The second in Darkroom's trilogy of interwoven concert travelogues sees them shrunk to fit circumstances. 'Fallout 2' records those times when, due to the occasional absences of vocalist Tim Bowness, this unorthodox dark-ambient trio fell back on being a duo. The five lengthy live tracks here see Darkroom's sound entirely built up from Os' infinitely malleable, polluted ocean of electronic sounds and Michael Bearpark's heaven-and-hell masses of loop guitar.

Subtracting the singer should have meant removing the human face from Darkroom's activities, and forcing their music - with its hanging menace, dense atmospherics and chaotic leanings - further down the road to alienation. In fact, the opposite is true. Minus those fragmentary Bowness sighs, whispers and melodic wails, Darkroom relinquish some of their edge of romance and distress. But they also dispel a lot of the intimations of human disintegration, morbidity and panic that those beautifully tortured vocal tones brought to the project. In his absence, Darkroom is able to relax and experiment with a two-way balance instead of the three-way teeter they'd thrived on previously. Os and Michael sit back and play off each other - not in unison, but in a dialogue of occasional crossings and of deceptive, mock-disengaged responses.
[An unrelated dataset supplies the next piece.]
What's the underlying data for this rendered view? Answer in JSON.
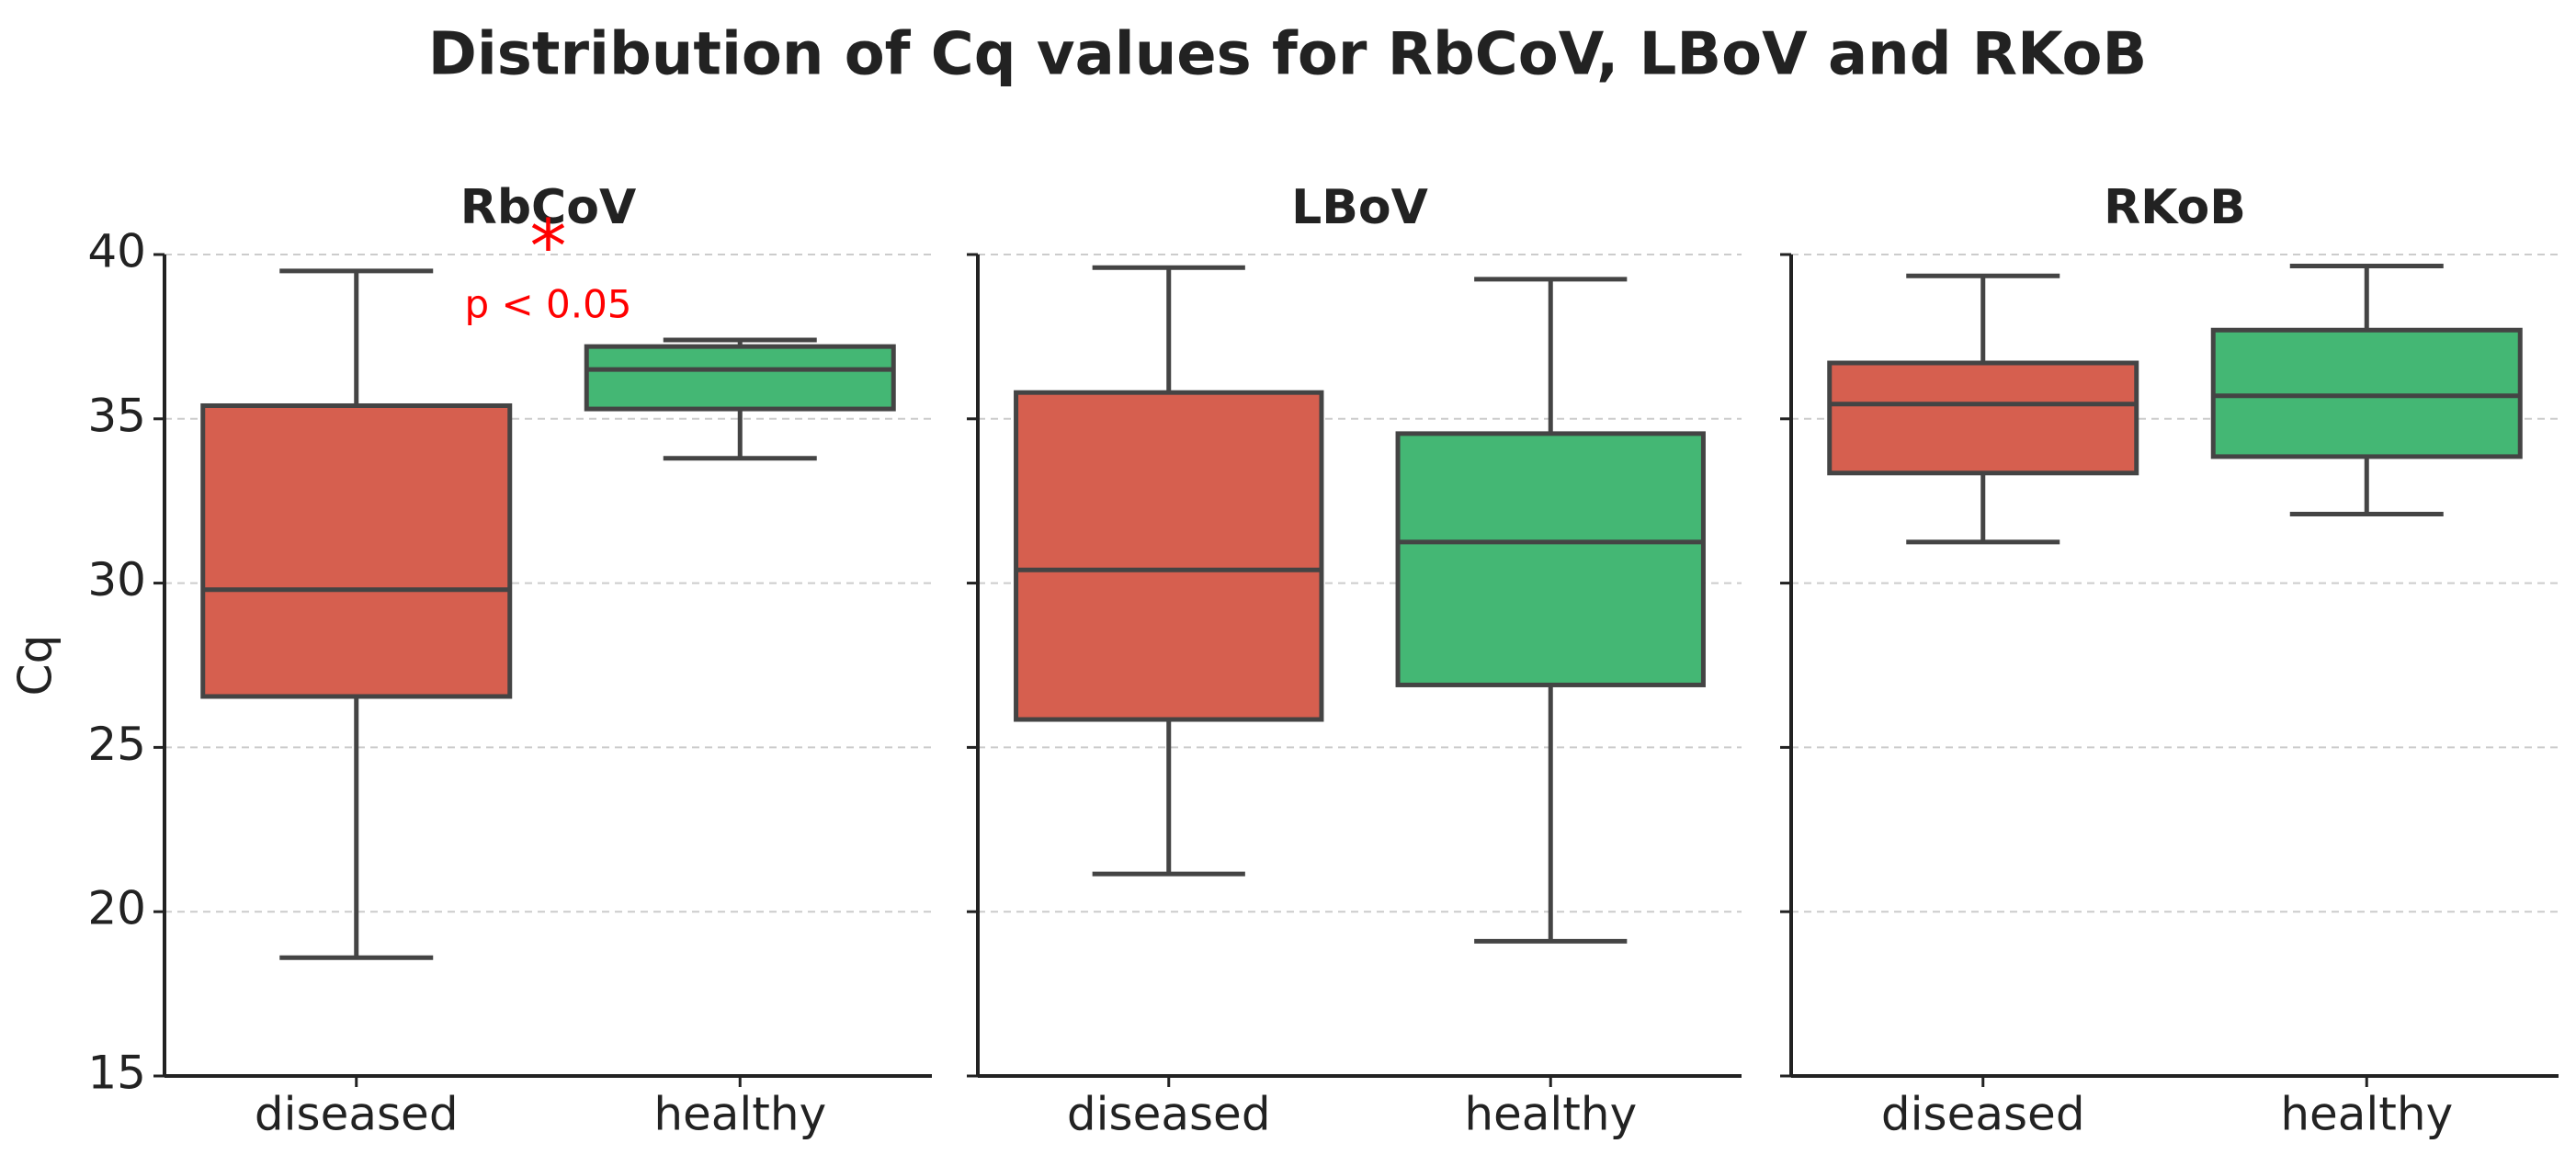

As with 'Fallout One', the two-man Darkroom continue to embrace instinctive wandering noise-stews rather than art-rock discipline. For this album, they're gentler brews - the first beginning with a serene duet of heaven-scented loop guitar and a windblown squiggle of pink noise. Released from some of his duties as textural foil, it's Michael who now gives the music its anchors - cyclic calling phrases, sometimes humming confections of layered Frippertronic-like loops, sometimes space-echoed licks, sometimes a sound like someone wrenching their way out of a giant metal tank. Os, as usual, takes responsible for most of the layers of sonic detail and for the most drastic directional shifts within Darkroom's ever-restless improvisations.
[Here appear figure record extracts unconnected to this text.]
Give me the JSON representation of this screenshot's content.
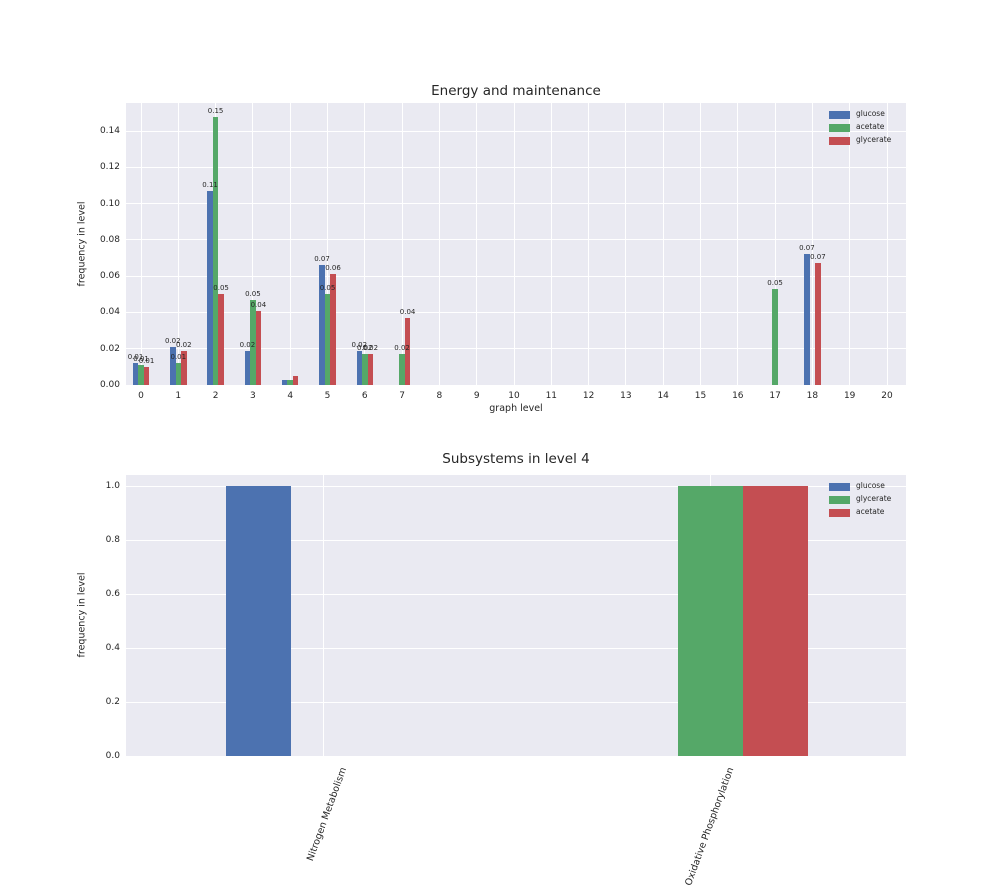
{
  "style": {
    "plot_bg": "#EAEAF2",
    "grid_color": "#FFFFFF",
    "text_color": "#262626",
    "series_colors": {
      "blue": "#4C72B0",
      "green": "#55A868",
      "red": "#C44E52"
    }
  },
  "chart_data": [
    {
      "type": "bar",
      "title": "Energy and maintenance",
      "xlabel": "graph level",
      "ylabel": "frequency in level",
      "categories": [
        0,
        1,
        2,
        3,
        4,
        5,
        6,
        7,
        8,
        9,
        10,
        11,
        12,
        13,
        14,
        15,
        16,
        17,
        18,
        19,
        20
      ],
      "xtick_labels": [
        "0",
        "1",
        "2",
        "3",
        "4",
        "5",
        "6",
        "7",
        "8",
        "9",
        "10",
        "11",
        "12",
        "13",
        "14",
        "15",
        "16",
        "17",
        "18",
        "19",
        "20"
      ],
      "yticks": [
        0,
        0.02,
        0.04,
        0.06,
        0.08,
        0.1,
        0.12,
        0.14
      ],
      "ytick_labels": [
        "0.00",
        "0.02",
        "0.04",
        "0.06",
        "0.08",
        "0.10",
        "0.12",
        "0.14"
      ],
      "ylim": [
        0,
        0.1555
      ],
      "grid": true,
      "legend_position": "upper right",
      "legend": [
        "glucose",
        "acetate",
        "glycerate"
      ],
      "series": [
        {
          "name": "glucose",
          "color": "#4C72B0",
          "values": [
            0.012,
            0.021,
            0.107,
            0.019,
            0.003,
            0.066,
            0.019,
            0,
            0,
            0,
            0,
            0,
            0,
            0,
            0,
            0,
            0,
            0,
            0.072,
            0,
            0
          ],
          "bar_labels": [
            "0.01",
            "0.02",
            "0.11",
            "0.02",
            "",
            "0.07",
            "0.02",
            "",
            "",
            "",
            "",
            "",
            "",
            "",
            "",
            "",
            "",
            "",
            "0.07",
            "",
            ""
          ]
        },
        {
          "name": "acetate",
          "color": "#55A868",
          "values": [
            0.011,
            0.012,
            0.148,
            0.047,
            0.003,
            0.05,
            0.017,
            0.017,
            0,
            0,
            0,
            0,
            0,
            0,
            0,
            0,
            0,
            0.053,
            0,
            0,
            0
          ],
          "bar_labels": [
            "0.01",
            "0.01",
            "0.15",
            "0.05",
            "",
            "0.05",
            "0.02",
            "0.02",
            "",
            "",
            "",
            "",
            "",
            "",
            "",
            "",
            "",
            "0.05",
            "",
            "",
            ""
          ]
        },
        {
          "name": "glycerate",
          "color": "#C44E52",
          "values": [
            0.01,
            0.019,
            0.05,
            0.041,
            0.005,
            0.061,
            0.017,
            0.037,
            0,
            0,
            0,
            0,
            0,
            0,
            0,
            0,
            0,
            0,
            0.067,
            0,
            0
          ],
          "bar_labels": [
            "0.01",
            "0.02",
            "0.05",
            "0.04",
            "",
            "0.06",
            "0.02",
            "0.04",
            "",
            "",
            "",
            "",
            "",
            "",
            "",
            "",
            "",
            "",
            "0.07",
            "",
            ""
          ]
        }
      ]
    },
    {
      "type": "bar",
      "title": "Subsystems in level 4",
      "xlabel": "",
      "ylabel": "frequency in level",
      "categories": [
        "Nitrogen Metabolism",
        "Oxidative Phosphorylation"
      ],
      "yticks": [
        0,
        0.2,
        0.4,
        0.6,
        0.8,
        1.0
      ],
      "ytick_labels": [
        "0.0",
        "0.2",
        "0.4",
        "0.6",
        "0.8",
        "1.0"
      ],
      "ylim": [
        0,
        1.041
      ],
      "grid": true,
      "legend_position": "upper right",
      "legend": [
        "glucose",
        "glycerate",
        "acetate"
      ],
      "series": [
        {
          "name": "glucose",
          "color": "#4C72B0",
          "values": [
            1.0,
            0
          ]
        },
        {
          "name": "glycerate",
          "color": "#55A868",
          "values": [
            0,
            1.0
          ]
        },
        {
          "name": "acetate",
          "color": "#C44E52",
          "values": [
            0,
            1.0
          ]
        }
      ]
    }
  ]
}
Os' increasing plunderphonic tendencies (linking and threading pieces with snippets of international radio conversation, Cambridge choristers, muezzin calls) prove that behind his responsibilities for the body of Darkroom's sound, he's also the joker in the Darkroom pack. He dials up effects and textures from a vast trickbag of electronic sounds which he then sloshes across the speakers and leaves to evolve. His rhythms, too, betray a sense of cool, amused mischief. He'll stitch in trails of techno beats, or hijack a piece five-and-a-half minutes in with jazzy cymbals and toms drenched in flapping dub treatments. He'll even drop in the occasional comedy drum wallop to accompany some blooping synth sounds apparently stolen off a kiddy-ride in a shopping center. Inscrutable humour aside, he also assembles a remarkable variety of imposing psychedelic cadences, static veils and suggestive electrophonic shapes to flesh out Darkroom's randomness.

Though Michael Bearpark's playing still owes a debt to Robert Fripp (via the "Bearatronics" loops and occasional digressions into trumpet-guitar), he's far less formally-minded. And while you could also draw parallels to the mangled roots sounds David Torn uses in his sPLaTTeRCeLL project, Michael is a far more reticent, distant and watchful guitarist: less flamboyant, but similarly eclectic. Across the album he comes up with the kind of junkyard guitar that Marc Ribot would be proud of, or treats us to yanks and scrabbles of twanging guitar in the vein of Henry Kaiser or Fred Frith. He unwinds collapsing, Spanish-guitar-style electric rolls; or feeds in the Bill Frisell-influenced ghost-country minimalism that he's increasingly stamped onto Darkroom music. Os responds with gusty, gauzy swirls of noise, or busies himself chopping up the sound even as Michael enriches it.

It's co-operation of a kind, I suppose. Sometimes the Bearpark/Os interplay is gloriously subtle; more often, they're engaged in a game of reverse-chicken in which they seem to be seeing just how far they can wander from each other's playing before Darkroom collapses, adding a kind of free-jazz risk to the elements of illbience, Krautrock and musique concrete that already flourish in the group's sound. Darkroom's abstract shapelessness - or, more accurately, their indifference to and boredom with the monotonous formality of much electronic music - seems to put a lot of people off, but their loosely-knit and liberated music still has few rivals or peers in electronica.